A _Monitor_ is a synchronization construct consisting of:

- encapsulated private data (the buffer array, indices, count).
- public access methods (operations)
- a mutex guaranteeing exclusive access to the private data.
- one or more Condition Variables to handle waiting for state changes.

Some languages like Java have monitors built-in (`synchronized` keyword, `wait()`, `notify()`).
In C and POSIX IPC, we build them manually using structs, `pthread_mutex_t`, and `pthread_cond_t`.

---

### Java monitor example

```java
public class bank {
    double accounts[100];
    public synchronized double current_balance(int i) {
        return accounts[i];
    }
    public synchronized void transfer(double amount, 
      int source, int target) {
        while (accounts[source] < amount) { wait(); }
        accounts[source] -= amount;
        accounts[target] += amount;
        notifyAll();
    }
}
```

---

### Readers-Writers Problem

Consider a mutable data structure placed in Shared Memory:
- **Readers**: Some processes access it in read only manner. They don't interfere with each other.
- **Writers**: Some must have exclusive access as they mutate it.

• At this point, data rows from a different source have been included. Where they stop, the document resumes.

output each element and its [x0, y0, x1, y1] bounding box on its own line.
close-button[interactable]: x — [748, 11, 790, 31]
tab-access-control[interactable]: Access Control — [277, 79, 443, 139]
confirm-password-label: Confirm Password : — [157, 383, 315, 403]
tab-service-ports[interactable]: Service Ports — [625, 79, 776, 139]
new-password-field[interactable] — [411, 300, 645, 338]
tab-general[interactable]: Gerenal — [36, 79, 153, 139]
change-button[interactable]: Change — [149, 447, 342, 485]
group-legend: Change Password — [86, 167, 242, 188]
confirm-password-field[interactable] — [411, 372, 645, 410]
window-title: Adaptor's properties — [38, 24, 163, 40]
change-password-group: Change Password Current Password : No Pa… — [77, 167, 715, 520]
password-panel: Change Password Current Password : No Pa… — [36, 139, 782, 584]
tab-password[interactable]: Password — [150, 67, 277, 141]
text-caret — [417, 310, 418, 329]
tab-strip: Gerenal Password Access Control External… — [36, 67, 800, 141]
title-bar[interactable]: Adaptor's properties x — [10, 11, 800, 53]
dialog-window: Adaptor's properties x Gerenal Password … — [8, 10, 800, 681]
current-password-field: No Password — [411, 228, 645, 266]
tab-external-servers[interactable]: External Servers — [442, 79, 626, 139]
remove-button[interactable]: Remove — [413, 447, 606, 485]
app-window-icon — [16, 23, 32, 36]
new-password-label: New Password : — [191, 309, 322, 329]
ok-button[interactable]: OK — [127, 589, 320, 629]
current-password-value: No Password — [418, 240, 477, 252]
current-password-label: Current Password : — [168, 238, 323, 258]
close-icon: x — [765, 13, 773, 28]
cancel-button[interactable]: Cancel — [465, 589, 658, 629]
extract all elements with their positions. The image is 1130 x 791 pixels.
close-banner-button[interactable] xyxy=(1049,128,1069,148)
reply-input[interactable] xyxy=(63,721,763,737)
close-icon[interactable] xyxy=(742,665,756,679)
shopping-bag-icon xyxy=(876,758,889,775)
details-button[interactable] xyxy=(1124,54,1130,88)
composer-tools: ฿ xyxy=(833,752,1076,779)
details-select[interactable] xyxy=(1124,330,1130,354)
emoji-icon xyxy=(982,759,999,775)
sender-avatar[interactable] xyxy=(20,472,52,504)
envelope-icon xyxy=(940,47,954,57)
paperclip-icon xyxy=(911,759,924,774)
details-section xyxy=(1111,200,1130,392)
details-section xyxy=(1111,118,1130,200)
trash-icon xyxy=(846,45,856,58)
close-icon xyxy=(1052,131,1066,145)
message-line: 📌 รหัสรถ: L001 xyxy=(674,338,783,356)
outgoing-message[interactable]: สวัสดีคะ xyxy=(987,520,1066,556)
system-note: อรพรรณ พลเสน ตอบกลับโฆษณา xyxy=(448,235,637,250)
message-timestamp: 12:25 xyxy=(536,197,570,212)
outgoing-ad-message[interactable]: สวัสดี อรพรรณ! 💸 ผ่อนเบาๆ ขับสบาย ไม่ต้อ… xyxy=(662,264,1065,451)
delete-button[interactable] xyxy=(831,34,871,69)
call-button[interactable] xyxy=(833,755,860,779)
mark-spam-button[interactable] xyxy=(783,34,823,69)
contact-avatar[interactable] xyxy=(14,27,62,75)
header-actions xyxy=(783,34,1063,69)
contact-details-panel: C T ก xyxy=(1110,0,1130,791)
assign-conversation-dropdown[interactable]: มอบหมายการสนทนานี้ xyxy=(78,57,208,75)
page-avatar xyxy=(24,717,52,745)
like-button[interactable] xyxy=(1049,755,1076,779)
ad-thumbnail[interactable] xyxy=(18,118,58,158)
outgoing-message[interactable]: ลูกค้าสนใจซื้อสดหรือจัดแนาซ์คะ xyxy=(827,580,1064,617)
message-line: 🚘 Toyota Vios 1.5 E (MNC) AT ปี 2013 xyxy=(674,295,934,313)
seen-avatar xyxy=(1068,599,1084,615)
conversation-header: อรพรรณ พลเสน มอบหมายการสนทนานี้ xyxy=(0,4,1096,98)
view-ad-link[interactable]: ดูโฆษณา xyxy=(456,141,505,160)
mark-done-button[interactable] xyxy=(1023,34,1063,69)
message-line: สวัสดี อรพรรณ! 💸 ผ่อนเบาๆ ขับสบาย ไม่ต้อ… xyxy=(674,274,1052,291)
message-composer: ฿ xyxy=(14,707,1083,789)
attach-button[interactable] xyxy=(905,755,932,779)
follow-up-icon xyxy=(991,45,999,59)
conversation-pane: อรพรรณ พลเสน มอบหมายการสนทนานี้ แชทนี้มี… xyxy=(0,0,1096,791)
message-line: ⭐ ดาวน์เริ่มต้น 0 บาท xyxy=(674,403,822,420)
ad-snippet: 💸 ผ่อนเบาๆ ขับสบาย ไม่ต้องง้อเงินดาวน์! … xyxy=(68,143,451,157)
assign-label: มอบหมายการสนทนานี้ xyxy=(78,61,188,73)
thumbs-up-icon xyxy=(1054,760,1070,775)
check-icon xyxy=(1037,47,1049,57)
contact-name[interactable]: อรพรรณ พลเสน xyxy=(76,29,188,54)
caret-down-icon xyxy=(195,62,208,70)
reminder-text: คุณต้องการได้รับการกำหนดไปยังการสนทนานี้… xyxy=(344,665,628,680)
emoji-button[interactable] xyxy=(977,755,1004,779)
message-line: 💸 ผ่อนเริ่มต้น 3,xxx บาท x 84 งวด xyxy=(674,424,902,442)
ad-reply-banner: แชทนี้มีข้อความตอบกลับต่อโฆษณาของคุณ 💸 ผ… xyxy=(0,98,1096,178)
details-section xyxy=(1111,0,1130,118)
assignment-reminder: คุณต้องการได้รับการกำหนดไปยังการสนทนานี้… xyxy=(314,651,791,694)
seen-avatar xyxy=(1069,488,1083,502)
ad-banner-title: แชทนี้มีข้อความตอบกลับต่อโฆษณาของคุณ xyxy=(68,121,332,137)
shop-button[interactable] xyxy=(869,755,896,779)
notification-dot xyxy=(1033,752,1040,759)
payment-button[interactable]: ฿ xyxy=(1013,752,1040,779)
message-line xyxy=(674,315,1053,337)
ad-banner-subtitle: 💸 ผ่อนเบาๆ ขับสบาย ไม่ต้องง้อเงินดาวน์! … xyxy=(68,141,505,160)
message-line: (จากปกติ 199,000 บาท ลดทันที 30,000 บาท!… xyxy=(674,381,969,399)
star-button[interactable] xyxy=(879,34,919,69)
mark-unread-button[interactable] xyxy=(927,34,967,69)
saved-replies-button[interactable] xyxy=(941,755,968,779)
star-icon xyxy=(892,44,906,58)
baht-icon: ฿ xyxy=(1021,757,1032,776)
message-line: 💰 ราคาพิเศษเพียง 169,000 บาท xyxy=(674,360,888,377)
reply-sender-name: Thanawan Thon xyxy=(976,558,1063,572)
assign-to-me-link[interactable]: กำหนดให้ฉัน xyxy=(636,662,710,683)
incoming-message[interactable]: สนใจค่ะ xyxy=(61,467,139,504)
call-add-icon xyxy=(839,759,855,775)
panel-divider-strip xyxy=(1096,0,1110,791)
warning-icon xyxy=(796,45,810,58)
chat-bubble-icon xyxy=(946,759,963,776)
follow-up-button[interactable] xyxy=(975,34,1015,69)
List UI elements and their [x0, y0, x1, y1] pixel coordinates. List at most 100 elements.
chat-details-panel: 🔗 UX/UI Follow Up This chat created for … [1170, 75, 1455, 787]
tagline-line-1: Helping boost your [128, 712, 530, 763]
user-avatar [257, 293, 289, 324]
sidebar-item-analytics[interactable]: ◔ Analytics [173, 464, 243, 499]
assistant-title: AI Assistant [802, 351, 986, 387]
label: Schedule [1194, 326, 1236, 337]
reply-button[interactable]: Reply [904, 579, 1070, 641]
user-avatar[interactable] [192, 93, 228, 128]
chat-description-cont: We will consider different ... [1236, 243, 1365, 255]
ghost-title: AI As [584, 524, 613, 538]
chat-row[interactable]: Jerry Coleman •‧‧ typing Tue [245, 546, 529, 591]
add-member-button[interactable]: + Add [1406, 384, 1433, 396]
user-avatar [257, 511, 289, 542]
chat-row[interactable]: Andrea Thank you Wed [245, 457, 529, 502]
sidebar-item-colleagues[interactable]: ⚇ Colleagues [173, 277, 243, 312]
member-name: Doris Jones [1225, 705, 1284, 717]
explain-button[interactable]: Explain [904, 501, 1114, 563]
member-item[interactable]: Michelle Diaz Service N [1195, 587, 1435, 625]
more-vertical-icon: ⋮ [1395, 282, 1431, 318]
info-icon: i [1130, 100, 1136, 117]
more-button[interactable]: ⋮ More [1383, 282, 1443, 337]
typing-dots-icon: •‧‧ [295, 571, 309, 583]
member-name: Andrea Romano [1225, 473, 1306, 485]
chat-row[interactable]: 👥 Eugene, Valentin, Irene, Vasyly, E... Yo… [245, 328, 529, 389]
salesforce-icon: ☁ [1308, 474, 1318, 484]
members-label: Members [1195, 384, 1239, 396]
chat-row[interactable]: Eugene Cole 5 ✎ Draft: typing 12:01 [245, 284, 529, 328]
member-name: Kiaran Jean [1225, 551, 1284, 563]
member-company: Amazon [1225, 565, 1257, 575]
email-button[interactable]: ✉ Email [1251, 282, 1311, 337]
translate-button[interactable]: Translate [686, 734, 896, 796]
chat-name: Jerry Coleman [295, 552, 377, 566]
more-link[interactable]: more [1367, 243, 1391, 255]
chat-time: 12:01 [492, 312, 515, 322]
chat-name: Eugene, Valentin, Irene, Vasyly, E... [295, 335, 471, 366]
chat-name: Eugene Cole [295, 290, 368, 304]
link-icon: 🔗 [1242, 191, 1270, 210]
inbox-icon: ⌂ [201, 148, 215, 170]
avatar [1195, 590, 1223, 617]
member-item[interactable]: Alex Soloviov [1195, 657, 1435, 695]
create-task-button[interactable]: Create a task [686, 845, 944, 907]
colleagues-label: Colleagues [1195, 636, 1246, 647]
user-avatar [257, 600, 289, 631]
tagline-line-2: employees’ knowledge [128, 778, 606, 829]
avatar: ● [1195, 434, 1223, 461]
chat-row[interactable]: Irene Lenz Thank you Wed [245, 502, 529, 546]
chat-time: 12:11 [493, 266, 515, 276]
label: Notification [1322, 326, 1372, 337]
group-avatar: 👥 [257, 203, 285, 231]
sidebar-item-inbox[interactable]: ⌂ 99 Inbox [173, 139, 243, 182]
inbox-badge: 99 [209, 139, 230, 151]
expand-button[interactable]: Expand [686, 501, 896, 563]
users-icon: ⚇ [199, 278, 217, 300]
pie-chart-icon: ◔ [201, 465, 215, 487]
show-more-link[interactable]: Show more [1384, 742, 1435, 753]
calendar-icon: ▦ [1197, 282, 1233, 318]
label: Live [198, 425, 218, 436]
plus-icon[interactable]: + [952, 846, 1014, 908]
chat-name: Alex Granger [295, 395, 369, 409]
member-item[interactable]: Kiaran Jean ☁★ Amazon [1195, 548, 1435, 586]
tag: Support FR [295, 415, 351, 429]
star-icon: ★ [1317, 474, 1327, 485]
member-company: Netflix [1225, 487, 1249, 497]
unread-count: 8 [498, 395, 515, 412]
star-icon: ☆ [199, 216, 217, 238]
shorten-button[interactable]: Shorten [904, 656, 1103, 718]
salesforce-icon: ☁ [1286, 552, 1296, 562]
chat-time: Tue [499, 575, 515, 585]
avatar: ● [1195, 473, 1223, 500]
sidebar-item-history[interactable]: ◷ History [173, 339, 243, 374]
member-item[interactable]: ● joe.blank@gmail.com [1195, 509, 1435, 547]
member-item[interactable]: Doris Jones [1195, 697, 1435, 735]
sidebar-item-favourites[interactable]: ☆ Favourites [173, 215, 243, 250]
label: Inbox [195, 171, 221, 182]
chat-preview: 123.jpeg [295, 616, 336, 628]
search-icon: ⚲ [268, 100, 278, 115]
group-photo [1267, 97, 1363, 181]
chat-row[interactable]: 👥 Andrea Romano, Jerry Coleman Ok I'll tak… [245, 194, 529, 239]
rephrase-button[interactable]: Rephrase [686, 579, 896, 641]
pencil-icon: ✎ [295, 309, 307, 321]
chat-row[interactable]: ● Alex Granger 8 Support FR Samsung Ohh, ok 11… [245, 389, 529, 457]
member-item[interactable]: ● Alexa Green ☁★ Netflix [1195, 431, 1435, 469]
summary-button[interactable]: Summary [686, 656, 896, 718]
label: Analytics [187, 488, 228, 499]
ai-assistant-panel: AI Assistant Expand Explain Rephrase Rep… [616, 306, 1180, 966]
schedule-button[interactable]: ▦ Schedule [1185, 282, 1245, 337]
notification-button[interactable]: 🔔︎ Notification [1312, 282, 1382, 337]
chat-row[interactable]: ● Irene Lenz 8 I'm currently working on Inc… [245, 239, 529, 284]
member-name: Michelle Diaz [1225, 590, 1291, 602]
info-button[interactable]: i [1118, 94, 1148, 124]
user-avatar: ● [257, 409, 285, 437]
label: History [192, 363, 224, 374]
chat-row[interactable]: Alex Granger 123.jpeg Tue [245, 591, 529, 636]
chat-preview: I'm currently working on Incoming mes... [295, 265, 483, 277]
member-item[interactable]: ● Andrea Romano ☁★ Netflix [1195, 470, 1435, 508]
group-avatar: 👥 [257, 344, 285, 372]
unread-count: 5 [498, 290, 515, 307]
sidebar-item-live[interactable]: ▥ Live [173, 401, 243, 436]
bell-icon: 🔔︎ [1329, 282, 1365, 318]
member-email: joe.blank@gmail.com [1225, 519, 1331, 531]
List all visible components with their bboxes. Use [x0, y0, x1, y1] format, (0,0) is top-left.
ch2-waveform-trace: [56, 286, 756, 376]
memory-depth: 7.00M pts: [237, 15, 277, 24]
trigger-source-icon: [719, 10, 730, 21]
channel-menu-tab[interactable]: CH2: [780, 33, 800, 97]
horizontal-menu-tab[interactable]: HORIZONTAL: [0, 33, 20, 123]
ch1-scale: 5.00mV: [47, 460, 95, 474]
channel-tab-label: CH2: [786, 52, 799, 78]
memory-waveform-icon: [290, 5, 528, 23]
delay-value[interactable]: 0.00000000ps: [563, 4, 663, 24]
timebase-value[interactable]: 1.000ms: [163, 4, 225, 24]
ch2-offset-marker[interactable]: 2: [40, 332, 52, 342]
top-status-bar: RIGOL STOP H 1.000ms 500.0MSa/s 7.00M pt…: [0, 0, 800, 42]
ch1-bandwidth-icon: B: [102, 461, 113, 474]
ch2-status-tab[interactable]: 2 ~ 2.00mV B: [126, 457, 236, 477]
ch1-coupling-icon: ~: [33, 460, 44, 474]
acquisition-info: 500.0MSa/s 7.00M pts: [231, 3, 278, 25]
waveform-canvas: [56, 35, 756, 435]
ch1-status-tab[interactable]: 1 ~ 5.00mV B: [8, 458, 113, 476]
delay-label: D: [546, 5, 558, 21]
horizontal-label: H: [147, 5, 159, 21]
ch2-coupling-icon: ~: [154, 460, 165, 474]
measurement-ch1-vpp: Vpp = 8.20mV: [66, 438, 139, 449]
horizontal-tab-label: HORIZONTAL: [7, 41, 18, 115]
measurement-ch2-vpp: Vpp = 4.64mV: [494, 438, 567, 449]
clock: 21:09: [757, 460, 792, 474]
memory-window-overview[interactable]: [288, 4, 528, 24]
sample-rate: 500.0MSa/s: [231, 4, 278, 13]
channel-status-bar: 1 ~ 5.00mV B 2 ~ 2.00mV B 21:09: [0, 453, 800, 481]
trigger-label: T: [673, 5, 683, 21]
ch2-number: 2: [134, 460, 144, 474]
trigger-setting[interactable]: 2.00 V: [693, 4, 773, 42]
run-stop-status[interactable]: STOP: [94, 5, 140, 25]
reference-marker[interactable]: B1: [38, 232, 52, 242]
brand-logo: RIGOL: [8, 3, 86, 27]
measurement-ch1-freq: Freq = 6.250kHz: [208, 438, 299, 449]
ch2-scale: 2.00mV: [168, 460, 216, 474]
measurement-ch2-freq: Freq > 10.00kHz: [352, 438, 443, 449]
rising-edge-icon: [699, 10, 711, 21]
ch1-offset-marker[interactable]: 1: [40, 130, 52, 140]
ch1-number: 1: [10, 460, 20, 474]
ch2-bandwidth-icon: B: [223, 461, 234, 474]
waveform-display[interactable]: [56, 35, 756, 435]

There are two variations of this problem:

1. **Favoring readers**: As long as at least one reader is reading, we let new ones in.

Danger: Writer Starvation.

2. **Favoring writers**: As soon as a writer shows up, new readers are blocked.

Danger: Reader Starvation.

---

### Semaphore solution

Writer

```c
wait(write_sem);
/* write */
signal(write_sem);
```

Reader

```c
wait(read_sem);
read_count++;
if (read_count == 1) wait(write_sem);
signal(read_sem);
/* read */
wait(read_sem);
read_count--;
if (read_count == 0) signal(write_sem);
signal(read_sem);
```

---

### CV solution (Writer)

```c
pthread_mutex_lock(&mtx);
while (readers_count > 0 || writers_count > 0)
    pthread_cond_wait(&cv, &mtx);
writers_count++;
pthread_mutex_unlock(&mtx);
/* write */
pthread_mutex_lock(&mtx);
writers_count--;
pthread_cond_broadcast(&cv);
pthread_mutex_unlock(&cv);
```

---

### CV solution (Reader)

```c
pthread_mutex_lock(&mtx);
while (writers_count > 0)
    pthread_cond_wait(&cv, &mtx);
readers_count++;
pthread_mutex_unlock(&mtx);
/* read */
pthread_mutex_lock(&mtx);
readers_count--;
pthread_cond_signal(&cv);
pthread_mutex_unlock(&cv);
```

Favorizing writers may be implemented by extending shared state with `writers_waiting` counter.

---

### RW locks

POSIX introduces dedicated synchronization primitive solving RW problem: `pthread_rwlock_t`.

```c
pthread_rwlock_rdlock(&rwlock)
/* read */
pthread_mutex_unlock(&rwlock);
```

```c
pthread_rwlock_wrlock(&rwlock)
/* write */
pthread_mutex_unlock(&rwlock);
```

_Pro-tip_: By default, Linux glibc's `pthread_rwlock_t` favors readers.
If you want to prevent writer starvation, you can configure it using the non-standard `pthread_rwlockattr_setkind_np()` attribute!